Para ello estamos los educadores y educadoras sociales.
Para coexistir en ese sótano llamado “zonas de marginación”. Compartiendo el
tiempo con las personas (no ciudadanos) de la periferia. Las que están alejadas,
interrumpidas, inacabadas… casi se les podría decir que son errores necesarios
o daños colaterales de nuestra sociedad. Más o menos viene a ser lo mismo.
Esta subjetividad que excluye y aparta perpetúa la visión
normalizadora. Lo aterrador es que está en todas partes. Es impalpable, volátil
e incontinua porque permanece en las relaciones, en las palabras y en las
miradas. Es algo cultural y profundo. Por eso transformar cuesta tanto.

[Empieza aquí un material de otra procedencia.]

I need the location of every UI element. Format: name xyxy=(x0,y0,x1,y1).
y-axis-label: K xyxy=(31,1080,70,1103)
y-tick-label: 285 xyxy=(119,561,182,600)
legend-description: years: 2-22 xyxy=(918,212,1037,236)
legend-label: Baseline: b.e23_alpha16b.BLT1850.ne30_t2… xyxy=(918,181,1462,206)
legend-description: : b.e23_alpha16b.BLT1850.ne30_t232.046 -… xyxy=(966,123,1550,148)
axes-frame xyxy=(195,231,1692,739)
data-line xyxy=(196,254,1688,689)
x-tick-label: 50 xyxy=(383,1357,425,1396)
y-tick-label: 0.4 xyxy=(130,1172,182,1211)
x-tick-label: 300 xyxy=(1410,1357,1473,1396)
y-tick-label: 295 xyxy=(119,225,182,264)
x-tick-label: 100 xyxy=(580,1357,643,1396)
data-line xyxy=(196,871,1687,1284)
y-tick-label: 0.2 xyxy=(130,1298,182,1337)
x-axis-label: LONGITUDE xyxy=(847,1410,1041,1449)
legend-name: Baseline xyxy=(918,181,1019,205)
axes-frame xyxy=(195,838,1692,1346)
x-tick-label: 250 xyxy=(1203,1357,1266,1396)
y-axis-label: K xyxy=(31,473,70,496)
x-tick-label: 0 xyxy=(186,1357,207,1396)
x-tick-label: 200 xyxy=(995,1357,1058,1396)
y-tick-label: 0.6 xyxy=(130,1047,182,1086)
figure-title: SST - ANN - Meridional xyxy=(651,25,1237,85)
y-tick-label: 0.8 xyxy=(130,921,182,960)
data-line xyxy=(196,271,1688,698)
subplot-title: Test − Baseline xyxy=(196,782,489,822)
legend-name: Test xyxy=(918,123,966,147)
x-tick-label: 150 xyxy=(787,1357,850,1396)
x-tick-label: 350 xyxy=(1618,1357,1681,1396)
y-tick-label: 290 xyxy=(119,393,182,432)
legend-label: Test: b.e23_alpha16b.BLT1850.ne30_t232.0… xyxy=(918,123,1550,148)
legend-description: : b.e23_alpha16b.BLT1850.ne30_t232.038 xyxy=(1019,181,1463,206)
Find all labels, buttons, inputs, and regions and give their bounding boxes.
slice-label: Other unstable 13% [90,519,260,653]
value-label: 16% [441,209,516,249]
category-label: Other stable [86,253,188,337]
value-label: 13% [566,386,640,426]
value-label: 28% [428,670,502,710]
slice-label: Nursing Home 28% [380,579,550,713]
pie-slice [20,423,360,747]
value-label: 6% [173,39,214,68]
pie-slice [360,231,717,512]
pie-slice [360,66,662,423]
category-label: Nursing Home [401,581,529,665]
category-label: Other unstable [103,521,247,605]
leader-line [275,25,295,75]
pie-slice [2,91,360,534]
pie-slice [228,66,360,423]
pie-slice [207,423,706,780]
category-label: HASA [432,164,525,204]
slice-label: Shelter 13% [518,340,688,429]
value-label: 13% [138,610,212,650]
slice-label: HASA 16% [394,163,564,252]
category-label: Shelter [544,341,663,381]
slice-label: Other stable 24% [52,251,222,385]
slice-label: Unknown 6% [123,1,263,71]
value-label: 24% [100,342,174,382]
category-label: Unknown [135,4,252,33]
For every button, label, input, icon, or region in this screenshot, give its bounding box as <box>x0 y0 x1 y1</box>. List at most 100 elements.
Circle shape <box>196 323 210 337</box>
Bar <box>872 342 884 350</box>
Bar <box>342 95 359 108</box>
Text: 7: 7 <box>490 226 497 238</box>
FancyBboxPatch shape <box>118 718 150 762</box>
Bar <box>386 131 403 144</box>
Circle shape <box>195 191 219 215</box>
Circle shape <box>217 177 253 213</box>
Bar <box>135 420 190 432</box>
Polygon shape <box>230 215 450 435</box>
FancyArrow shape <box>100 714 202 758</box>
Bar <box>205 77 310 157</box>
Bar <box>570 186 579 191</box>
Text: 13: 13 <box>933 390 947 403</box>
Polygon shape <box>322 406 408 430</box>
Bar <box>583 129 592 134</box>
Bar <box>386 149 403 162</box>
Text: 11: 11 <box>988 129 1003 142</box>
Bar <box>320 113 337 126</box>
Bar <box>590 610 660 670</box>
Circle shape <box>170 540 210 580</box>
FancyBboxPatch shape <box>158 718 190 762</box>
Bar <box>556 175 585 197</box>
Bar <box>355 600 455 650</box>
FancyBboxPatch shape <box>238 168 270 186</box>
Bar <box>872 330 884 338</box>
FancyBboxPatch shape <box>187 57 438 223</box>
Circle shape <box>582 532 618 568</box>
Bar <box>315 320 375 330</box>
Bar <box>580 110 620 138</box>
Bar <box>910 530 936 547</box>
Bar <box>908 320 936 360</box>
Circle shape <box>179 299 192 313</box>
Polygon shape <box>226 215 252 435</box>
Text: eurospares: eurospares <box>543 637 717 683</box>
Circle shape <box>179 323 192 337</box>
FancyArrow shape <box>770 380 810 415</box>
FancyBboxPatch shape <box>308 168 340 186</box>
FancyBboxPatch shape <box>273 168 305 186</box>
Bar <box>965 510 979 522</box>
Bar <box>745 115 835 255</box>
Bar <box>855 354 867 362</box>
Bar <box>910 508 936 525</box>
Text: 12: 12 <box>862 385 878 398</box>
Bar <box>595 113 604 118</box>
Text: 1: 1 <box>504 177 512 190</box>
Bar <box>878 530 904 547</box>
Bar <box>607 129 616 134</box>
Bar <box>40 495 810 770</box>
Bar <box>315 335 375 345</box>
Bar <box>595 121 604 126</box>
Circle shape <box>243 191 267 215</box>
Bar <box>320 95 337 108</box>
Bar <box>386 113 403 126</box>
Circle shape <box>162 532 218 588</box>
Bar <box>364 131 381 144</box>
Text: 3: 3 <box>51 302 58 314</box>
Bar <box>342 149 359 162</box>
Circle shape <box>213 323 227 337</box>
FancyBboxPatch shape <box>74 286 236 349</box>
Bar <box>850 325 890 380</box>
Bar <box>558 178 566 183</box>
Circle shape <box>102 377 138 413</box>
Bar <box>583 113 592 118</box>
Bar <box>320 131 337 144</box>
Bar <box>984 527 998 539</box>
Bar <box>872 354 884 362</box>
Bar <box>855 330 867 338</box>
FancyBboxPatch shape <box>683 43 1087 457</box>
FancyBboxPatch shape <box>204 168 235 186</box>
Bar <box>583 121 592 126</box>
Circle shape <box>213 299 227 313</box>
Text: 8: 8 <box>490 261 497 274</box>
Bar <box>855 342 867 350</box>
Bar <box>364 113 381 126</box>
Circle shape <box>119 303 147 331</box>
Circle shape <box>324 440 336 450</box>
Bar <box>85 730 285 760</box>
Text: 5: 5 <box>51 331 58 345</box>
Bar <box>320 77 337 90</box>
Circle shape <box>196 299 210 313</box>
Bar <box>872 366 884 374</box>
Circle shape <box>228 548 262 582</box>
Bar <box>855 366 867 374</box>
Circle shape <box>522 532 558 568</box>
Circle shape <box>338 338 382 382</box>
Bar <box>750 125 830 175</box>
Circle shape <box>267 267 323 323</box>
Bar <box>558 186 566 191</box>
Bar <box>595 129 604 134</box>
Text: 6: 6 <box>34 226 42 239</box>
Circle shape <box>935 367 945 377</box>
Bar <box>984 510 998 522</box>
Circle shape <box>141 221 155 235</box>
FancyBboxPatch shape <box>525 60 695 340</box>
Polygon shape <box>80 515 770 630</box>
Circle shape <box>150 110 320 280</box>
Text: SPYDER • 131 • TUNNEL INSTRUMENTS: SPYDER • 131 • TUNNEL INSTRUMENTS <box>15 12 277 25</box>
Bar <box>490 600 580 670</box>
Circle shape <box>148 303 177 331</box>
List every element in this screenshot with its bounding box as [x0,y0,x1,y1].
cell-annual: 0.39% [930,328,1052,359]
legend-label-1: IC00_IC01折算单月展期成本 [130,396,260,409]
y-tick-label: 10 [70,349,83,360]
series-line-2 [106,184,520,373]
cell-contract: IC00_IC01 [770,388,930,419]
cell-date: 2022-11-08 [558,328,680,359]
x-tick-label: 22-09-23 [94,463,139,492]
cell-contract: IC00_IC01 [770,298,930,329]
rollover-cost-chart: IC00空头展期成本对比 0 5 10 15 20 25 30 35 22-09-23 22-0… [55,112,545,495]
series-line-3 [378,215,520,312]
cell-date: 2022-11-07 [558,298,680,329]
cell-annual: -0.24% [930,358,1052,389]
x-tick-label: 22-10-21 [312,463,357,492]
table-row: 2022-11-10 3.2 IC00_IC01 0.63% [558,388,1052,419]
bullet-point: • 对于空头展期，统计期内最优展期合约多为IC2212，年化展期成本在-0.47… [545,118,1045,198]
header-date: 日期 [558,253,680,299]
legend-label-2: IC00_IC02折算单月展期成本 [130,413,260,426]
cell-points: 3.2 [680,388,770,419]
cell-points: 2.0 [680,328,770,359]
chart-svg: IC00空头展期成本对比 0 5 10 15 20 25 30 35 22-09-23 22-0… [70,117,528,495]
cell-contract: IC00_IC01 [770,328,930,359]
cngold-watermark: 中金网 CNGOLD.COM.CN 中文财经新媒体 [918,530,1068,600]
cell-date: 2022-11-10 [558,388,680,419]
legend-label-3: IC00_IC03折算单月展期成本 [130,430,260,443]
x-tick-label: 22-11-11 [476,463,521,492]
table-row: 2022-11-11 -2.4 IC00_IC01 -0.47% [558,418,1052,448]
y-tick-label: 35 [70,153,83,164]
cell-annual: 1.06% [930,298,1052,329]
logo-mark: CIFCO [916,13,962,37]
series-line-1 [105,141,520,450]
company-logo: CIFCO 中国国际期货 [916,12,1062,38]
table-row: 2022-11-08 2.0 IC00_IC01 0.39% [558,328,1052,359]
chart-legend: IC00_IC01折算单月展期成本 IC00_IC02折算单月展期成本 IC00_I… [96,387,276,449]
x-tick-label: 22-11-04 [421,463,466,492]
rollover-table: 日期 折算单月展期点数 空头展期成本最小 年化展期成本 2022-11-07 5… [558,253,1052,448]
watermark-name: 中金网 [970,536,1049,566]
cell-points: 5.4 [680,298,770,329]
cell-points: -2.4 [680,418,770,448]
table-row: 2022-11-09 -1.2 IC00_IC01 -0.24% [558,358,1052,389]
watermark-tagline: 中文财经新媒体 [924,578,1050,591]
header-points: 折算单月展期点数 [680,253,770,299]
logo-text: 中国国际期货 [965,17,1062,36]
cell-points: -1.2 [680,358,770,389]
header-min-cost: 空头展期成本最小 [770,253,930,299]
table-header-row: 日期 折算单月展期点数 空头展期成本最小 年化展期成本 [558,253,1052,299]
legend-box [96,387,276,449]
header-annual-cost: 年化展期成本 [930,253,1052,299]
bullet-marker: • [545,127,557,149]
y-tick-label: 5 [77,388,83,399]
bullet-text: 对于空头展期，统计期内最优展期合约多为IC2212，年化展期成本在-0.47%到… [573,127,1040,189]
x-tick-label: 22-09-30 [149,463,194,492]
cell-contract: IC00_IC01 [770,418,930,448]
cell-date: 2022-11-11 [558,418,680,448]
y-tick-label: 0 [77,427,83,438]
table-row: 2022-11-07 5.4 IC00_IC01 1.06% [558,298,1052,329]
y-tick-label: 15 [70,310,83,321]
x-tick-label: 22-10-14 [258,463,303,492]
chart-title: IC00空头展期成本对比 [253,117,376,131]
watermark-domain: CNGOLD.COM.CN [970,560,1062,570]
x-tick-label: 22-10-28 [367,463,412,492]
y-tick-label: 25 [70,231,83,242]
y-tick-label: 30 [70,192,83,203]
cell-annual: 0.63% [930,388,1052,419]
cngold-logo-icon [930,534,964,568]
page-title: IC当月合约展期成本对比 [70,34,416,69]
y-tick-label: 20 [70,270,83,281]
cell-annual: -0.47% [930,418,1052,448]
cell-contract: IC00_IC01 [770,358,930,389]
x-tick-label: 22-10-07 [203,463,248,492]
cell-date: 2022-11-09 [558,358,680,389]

Hay quien dice que baja al pozo a ayudar (ver, observar,
categorizar) a la miseria. Pero con traje de protección nuclear, armado hasta
los dientes y con una cuerda para volver a subir. Como se dice coloquialmente:
trabajan con seguridad, limpian sin mancharse. Acuden a la periferia a eternizar
la normalidad.
Yo me siento cómodo en esos espacios de diferencia y me
gusta impregnarme de ella. No sé bien porque, nunca lo he sabido. Así que no poseo
una explicación racional del porqué de mi profesión. Simplemente, sé que este
es mi sitio.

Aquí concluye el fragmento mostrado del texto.